Aliás, muitos desses jovens grupos nasceram ou se consolidaram como desdobramento de experiências vividas no próprio Cine Horto. Além das já citadas Luna Lunera e Maldita, outro projeto seria determinante nesse sentido: o Festival de Cenas Curtas, no qual foi apresentado pela primeira vez a cena Por Elise, do Grupo Espanca!, posteriormente transformada em espetáculo e se tornou um dos maiores sucessos da última década. Esse “milagre do teatro” continua a ser perseguido por dezenas de outros jovens que, a cada ano, inscrevem seus projetos de esquetes de 15 minutos a fim de investigar a linguagem teatral em suas nuances.

Milagres não acontecem todo dia, diriam os mais realistas. E tendo a concordar. Mas a multiplicação, esta sim, é possível de ser feita, haja vista a quantidade de coletivos que hoje estão sólidos e com relevância no mercado: só para citar mais alguns, que, de uma forma ou de outra se relacionam com esse evento, Primeira Campainha, Cinco Cabeças, Quatroloscinco – Teatro do Comum, Preqaria Cia. de Teatro, dentre outras.

Outro fato curioso, mas que me parece ser também reflexo da convivência propiciada por essas experiências, é a troca e o diálogo constante entre esses grupos, com muitos deles compartilhando seus profissionais, que trafegam de uma criação para a outra, criando um trânsito potencialmente rico de informações.
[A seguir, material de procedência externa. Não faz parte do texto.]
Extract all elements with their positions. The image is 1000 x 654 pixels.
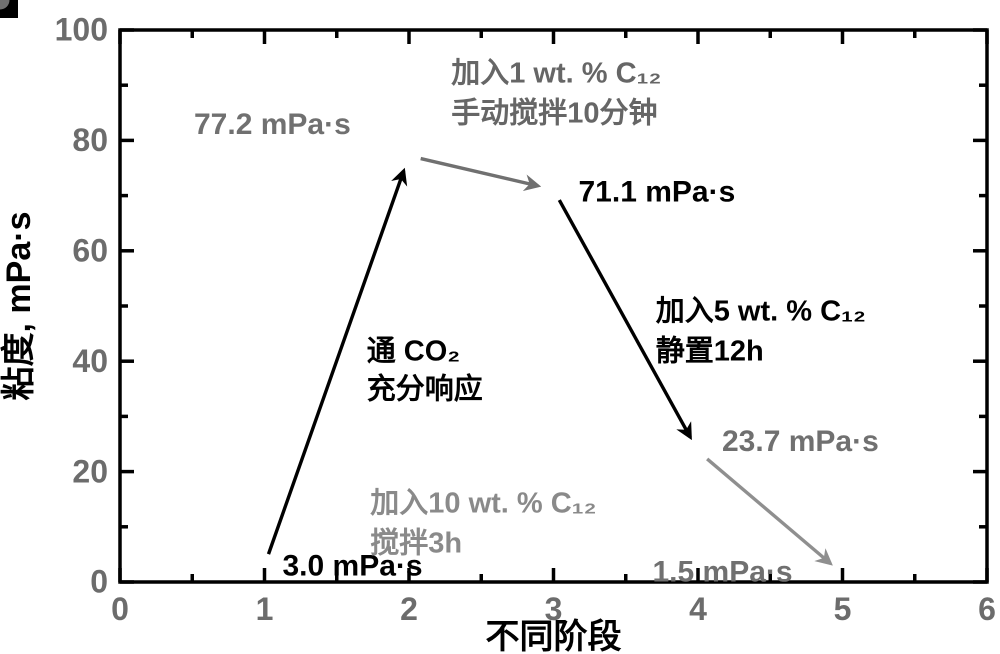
segment-arrow	[707, 459, 830, 563]
ytick-label: 0	[90, 564, 108, 600]
ytick-label: 20	[72, 453, 108, 489]
ytick-label: 40	[72, 343, 108, 379]
annotation-text: 加入1 wt. % C₁₂	[451, 57, 661, 90]
xtick-label: 4	[689, 591, 707, 627]
ytick-label: 80	[72, 122, 108, 158]
point-value-label: 77.2 mPa·s	[194, 108, 351, 141]
xtick-label: 0	[111, 591, 129, 627]
point-value-label: 23.7 mPa·s	[722, 425, 879, 458]
ytick-label: 60	[72, 232, 108, 268]
xtick-label: 6	[978, 591, 996, 627]
annotation-text: 通 CO₂	[367, 336, 460, 368]
annotation-text: 充分响应	[367, 372, 483, 406]
segment-arrow	[421, 159, 538, 186]
point-value-label: 1.5 mPa·s	[653, 556, 793, 589]
annotation-text: 静置12h	[656, 334, 764, 367]
xtick-label: 2	[400, 591, 418, 627]
annotation-text: 手动搅拌10分钟	[451, 97, 657, 130]
ytick-label: 100	[55, 12, 108, 48]
annotation-text: 加入10 wt. % C₁₂	[370, 486, 596, 519]
x-axis-label: 不同阶段	[486, 617, 622, 654]
point-value-label: 71.1 mPa·s	[579, 176, 736, 209]
xtick-label: 1	[256, 591, 274, 627]
annotation-text: 搅拌3h	[370, 526, 462, 559]
annotation-text: 加入5 wt. % C₁₂	[656, 294, 866, 327]
xtick-label: 5	[834, 591, 852, 627]
y-axis-label: 粘度, mPa·s	[0, 212, 38, 401]
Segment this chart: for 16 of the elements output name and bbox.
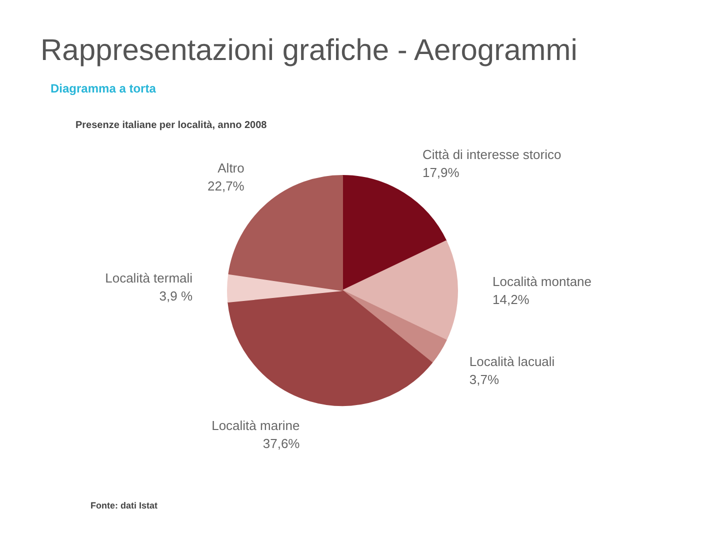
- slice-label: Località montane: [492, 274, 592, 289]
- chart-subtitle: Diagramma a torta: [50, 82, 156, 96]
- slice-label: Località marine: [212, 418, 300, 433]
- chart-title: Rappresentazioni grafiche - Aerogrammi: [40, 34, 578, 67]
- data-label: 22,7%: [208, 178, 245, 194]
- text: Presenze italiane per località, anno 2008: [76, 120, 268, 131]
- data-label: 17,9%: [422, 165, 460, 180]
- data-label: 3,7%: [469, 372, 500, 387]
- slice-label: Altro: [218, 160, 244, 176]
- slice-label: Località termali: [105, 270, 193, 286]
- data-label: 3,9 %: [159, 288, 193, 304]
- data-label: 14,2%: [492, 292, 530, 307]
- source-note: Fonte: dati Istat: [90, 500, 158, 510]
- slice-label: Città di interesse storico: [422, 147, 562, 162]
- slice-label: Località lacuali: [469, 354, 555, 369]
- data-label: 37,6%: [262, 436, 300, 451]
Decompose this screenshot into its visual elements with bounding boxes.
Ampliação O volume de produção realizada nesse período não “cabe” mais no Cine Horto. Em algum tempo, talvez não tão longo assim, ele terá uma nova casa e, assim se espera, poderá ampliar ainda mais suas ações. Um desafio que se coloca é conseguir que essa produção – cada vez mais volumosa, mas nem por isso mais instigante em suas propostas – mantenha-se com a capacidade de extrapolar suas paredes e de ganhar autonomia artística e, não menos importante, financeira.

Nos últimos anos, de maneira mais direta, o Cine Horto passou também a promover a cena local fora de nossas fronteiras. Se antes cabia ao espaço trazer o teatro que estava sendo feito e pensado no Brasil para BH, agora, atua também na outra via, gerando visibilidade às nossas produções em eventos de alcance nacional, como o Festival de Curitiba.

Olhar retrospectivamente para os desdobramentos das ações promovidas pelo espaço permite-nos constatar que estes formam juntos um painel que pode ser enxergado como uma síntese da principais “tendências” do que está sendo feito e pensado na linguagem teatral na contemporaneidade. E isto não é pouco e, a priori, nem estava nos “objetivos conscientes” quando o espaço foi criado. Mas, assim como os encontros que vem promovendo ao longo desses tempos, o Cine Horto parece também viver um momento de transformação; e não digo isso apenas pela simbologia dos 15 anos. Até porque reinventar-se sempre foi uma das formas de sobrevivência e de afirmação do teatro.

* Soraya Belusi é jornalista, crítica e pesquisadora de teatro.